I Ginger Root e quelle sonorita’ che creano dipendenza musicale
Mi ritrovo sveglio ed accaldato in una nottata di metà luglio, intento a cercare di distrarmi dalla mia insonnia che trova nel caldo asfissiante il suo migliore alleato. Mentre la mia cagnona Noël è riuscita a trovare un punto fresco che le permette di dormire il sonno dei giusti, accendo la mia televisione intelligente ed avvio Youtube. Tra i vari video consigliati, l’algoritmo che tutto può e tutto sa mi consiglia di vedere il video musicale di un gruppo chiamato Ginger Root. Nel dettaglio il brano in questione si chiama Loretta: un brano molto orecchiabile fin dalle sue prime note, accompagnato da un video molto colorato realizzato con la tecnica del video analogico (l’effetto videocassetta, tanto per intenderci). Un ragazzo asiatico ben vestito è intento a cantare mentre dei suoi cloni si alternano a suonare i vari strumenti musicali che si possono sentire nel brano. Il video finisce e metto play su una nuova canzone. Il filone nostalgico/ analogico sia dal punto di vista video che della realizzazione dei brani continua e man mano mi rendo conto di essere davanti al mio prossimo progetto musicale preferito.
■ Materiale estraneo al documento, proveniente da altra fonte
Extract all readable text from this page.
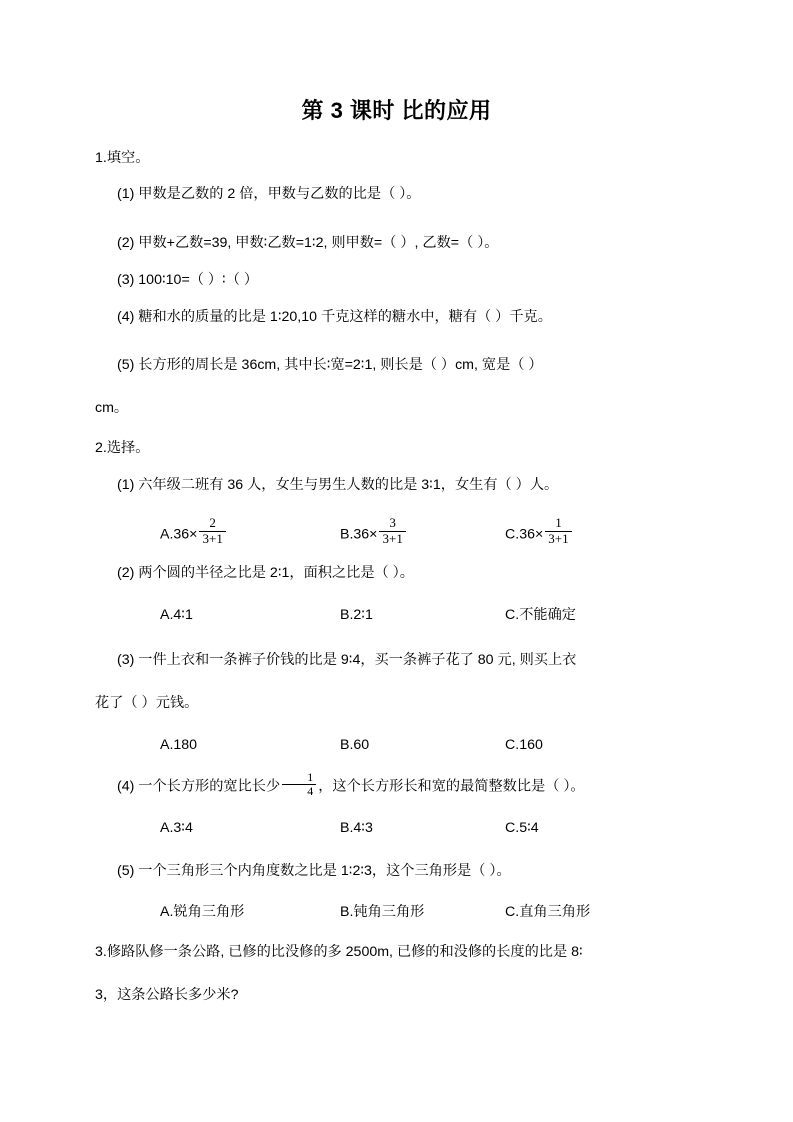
第 3 课时 比的应用
1.填空。
(1) 甲数是乙数的 2 倍，甲数与乙数的比是（ ）。
(2) 甲数+乙数=39, 甲数∶乙数=1∶2, 则甲数=（ ）, 乙数=（ ）。
(3) 100∶10=（ ）∶（ ）
(4) 糖和水的质量的比是 1∶20,10 千克这样的糖水中，糖有（ ）千克。
(5) 长方形的周长是 36cm, 其中长∶宽=2∶1, 则长是（ ）cm, 宽是（ ）
cm。
2.选择。
(1) 六年级二班有 36 人，女生与男生人数的比是 3∶1，女生有（ ）人。
$A.36\times \frac{2}{3+1}$	$B.36\times \frac{3}{3+1}$	$C.36\times \frac{1}{3+1}$
(2) 两个圆的半径之比是 2∶1，面积之比是（ ）。
A.4∶1	B.2∶1	C.不能确定
(3) 一件上衣和一条裤子价钱的比是 9∶4，买一条裤子花了 80 元, 则买上衣
花了（ ）元钱。
A.180	B.60	C.160
(4) 一个长方形的宽比长少 $\frac{1}{4}$ ，这个长方形长和宽的最简整数比是（ ）。
A.3∶4	B.4∶3	C.5∶4
(5) 一个三角形三个内角度数之比是 1∶2∶3，这个三角形是（ ）。
A.锐角三角形	B.钝角三角形	C.直角三角形
3.修路队修一条公路, 已修的比没修的多 2500m, 已修的和没修的长度的比是 8∶
3，这条公路长多少米?
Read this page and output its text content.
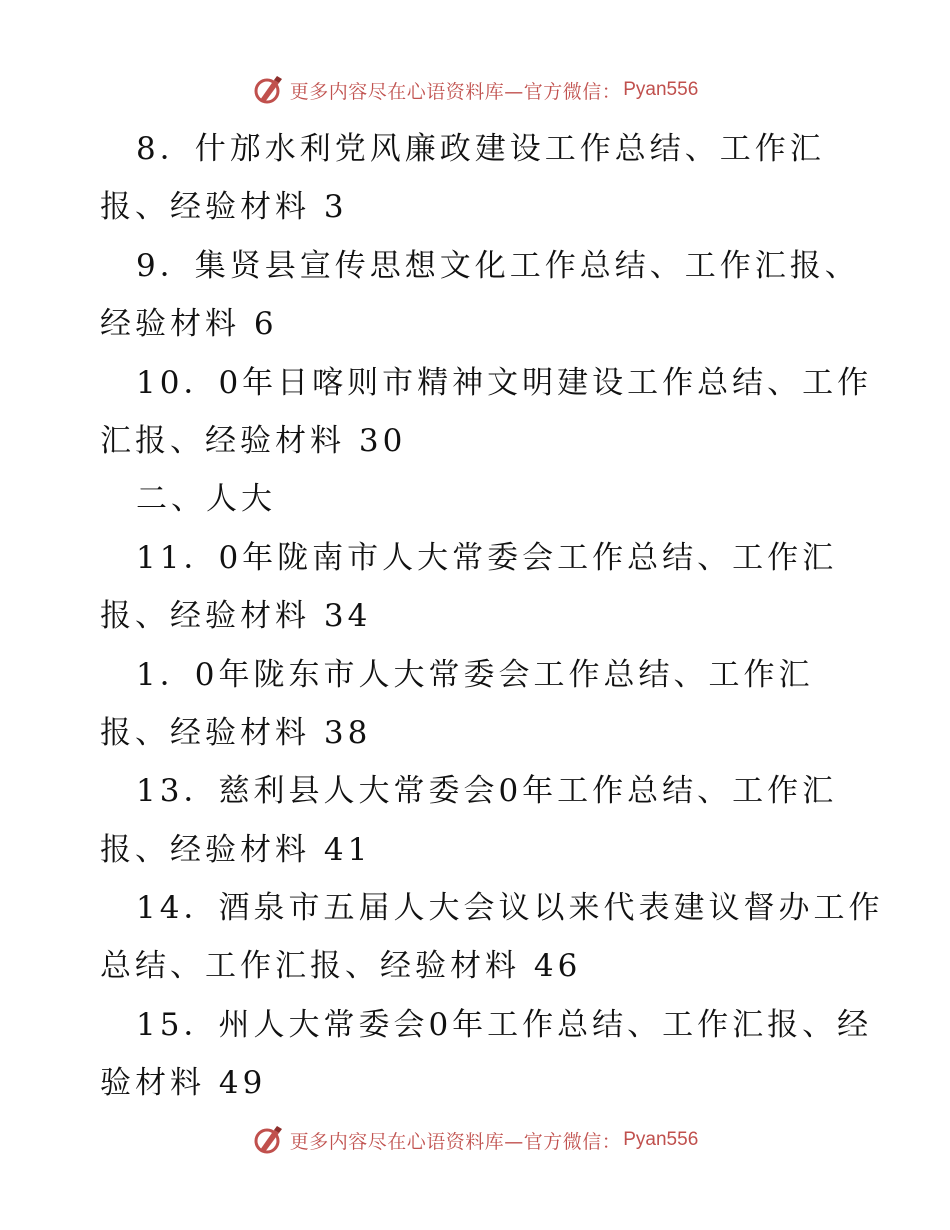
更多内容尽在心语资料库—官方微信： Pyan556
8．什邡水利党风廉政建设工作总结、工作汇
报、经验材料 3
9．集贤县宣传思想文化工作总结、工作汇报、
经验材料 6
10．0年日喀则市精神文明建设工作总结、工作
汇报、经验材料 30
二、人大
11．0年陇南市人大常委会工作总结、工作汇
报、经验材料 34
1．0年陇东市人大常委会工作总结、工作汇
报、经验材料 38
13．慈利县人大常委会0年工作总结、工作汇
报、经验材料 41
14．酒泉市五届人大会议以来代表建议督办工作
总结、工作汇报、经验材料 46
15．州人大常委会0年工作总结、工作汇报、经
验材料 49
更多内容尽在心语资料库—官方微信： Pyan556
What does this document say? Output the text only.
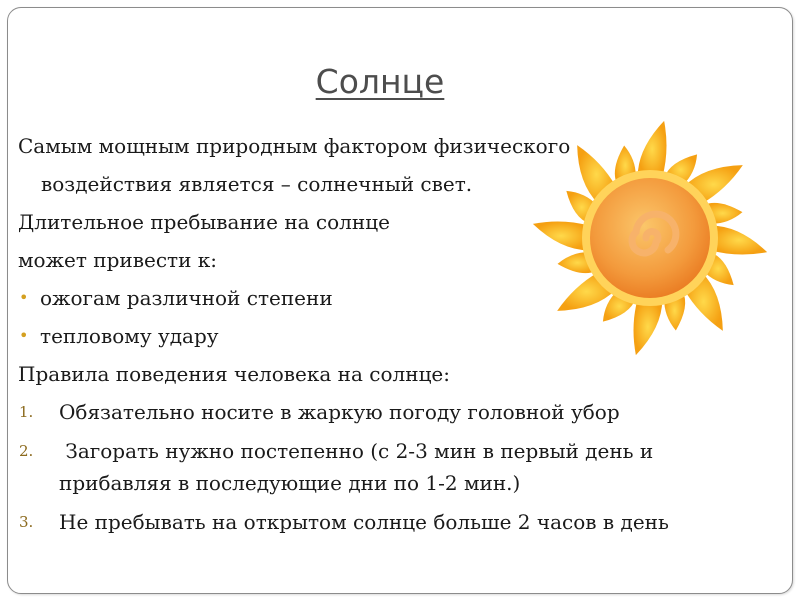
Солнце
Самым мощным природным фактором физического
воздействия является – солнечный свет.
Длительное пребывание на солнце
может привести к:
• ожогам различной степени
• тепловому удару
Правила поведения человека на солнце:
1. Обязательно носите в жаркую погоду головной убор
2. Загорать нужно постепенно (с 2-3 мин в первый день и
прибавляя в последующие дни по 1-2 мин.)
3. Не пребывать на открытом солнце больше 2 часов в день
I Ginger Root (che tradotto alla buona significa radice di zenzero) hanno origine per volontà di Cameron Lew, montatore video e grafico nonché cantautore e strumentista di Huntington Beach, in California. Nel 2016 Lew militava nella band Van Stock e a metà dello stesso anno si è ritrovato a comporre dei brani che non si adattavano allo stile marcatamente indie rock del gruppo con il quale suonava. Spinto dal desiderio di sperimentare quelle nuove sonorità in un modo diverso, Lew ha raccolto tutte quelle canzoni che sono diventate materiale da includere in un LP che sarebbe diventato poi Spotlight People. Nel 2017 pubblica su Youtube una serie di brani musicali suonati, mixati e montati al momento all’interno della sua auto, una Honda Element. Qui ha modo di portare ad un livello successivo la sperimentazione di quello che sarà il tratto distintivo dello stile musicale dei Ginger Root. Il nome per il suo nuovo progetto musicale è giunto per caso, mentre stava ascoltando un esibizione dal vivo dei Vulfpeck (altro gruppo di cui tratteremo prossimamente) e, sentendo il cantante pronunciare la frase “uh uh ginger root” ha pensato bene che potesse andare bene come nome per definire quello che aveva artisticamente in mente. Mentre Cameron Lew si è l’anima dei Ginger Root per le registrazioni in studio, durante le esibizioni dal vivo si fa accompagnare dai suoi amici del liceo Matt Carney alla batteria e Dylan Hovis al basso.
Lo stile dei Ginger Root è difficile da inquadrare o da etichettare per coloro che amano mettere tutta la musica all’interno di immaginari divisori da negozi di dischi. La voce di Lew non è potente ma è l’elemento perfetto per i brani della band. Suonano un pop che strizza palesemente l’occhio al cosiddetto city pop giapponese (sottogenere di musica pop giapponese in voga tra gli anni Settanta e gli anni Ottanta. Proprio in questa decade ottiene l’apice del successo grazie al successo del karaoke e dei locali ad esso dedicati), un pop allegro che non si prende sul serio ma che riesce ad incastrarsi nel rullo delle sinapsi e a riproporti per buona parte della giornata il brano che hai avuto modo di ascoltare. Se vogliamo sono anche una versione moderna e molto buona della cosiddetta muzak (o musica da ascensore) e permette un tipo di esperienza di ascolto molto positiva. La loro musica va di pari passo con lo stile dei loro video, legati al mondo analogico della Tokyo degli anni Ottanta, che dà loro ancor di più quell’alone di inesauribile progetto capace di dire la propria in mille modi diversi. Il grande successo che stanno riscuotendo negli Stati Uniti e nel resto del mondo (l’Italia non è neanche presa in considerazione in questa statistica, state tranquilli) li rende una delle band delle quali sentiremo presto parlare molto bene in campo internazionale. E, come sempre, ascoltare per credere.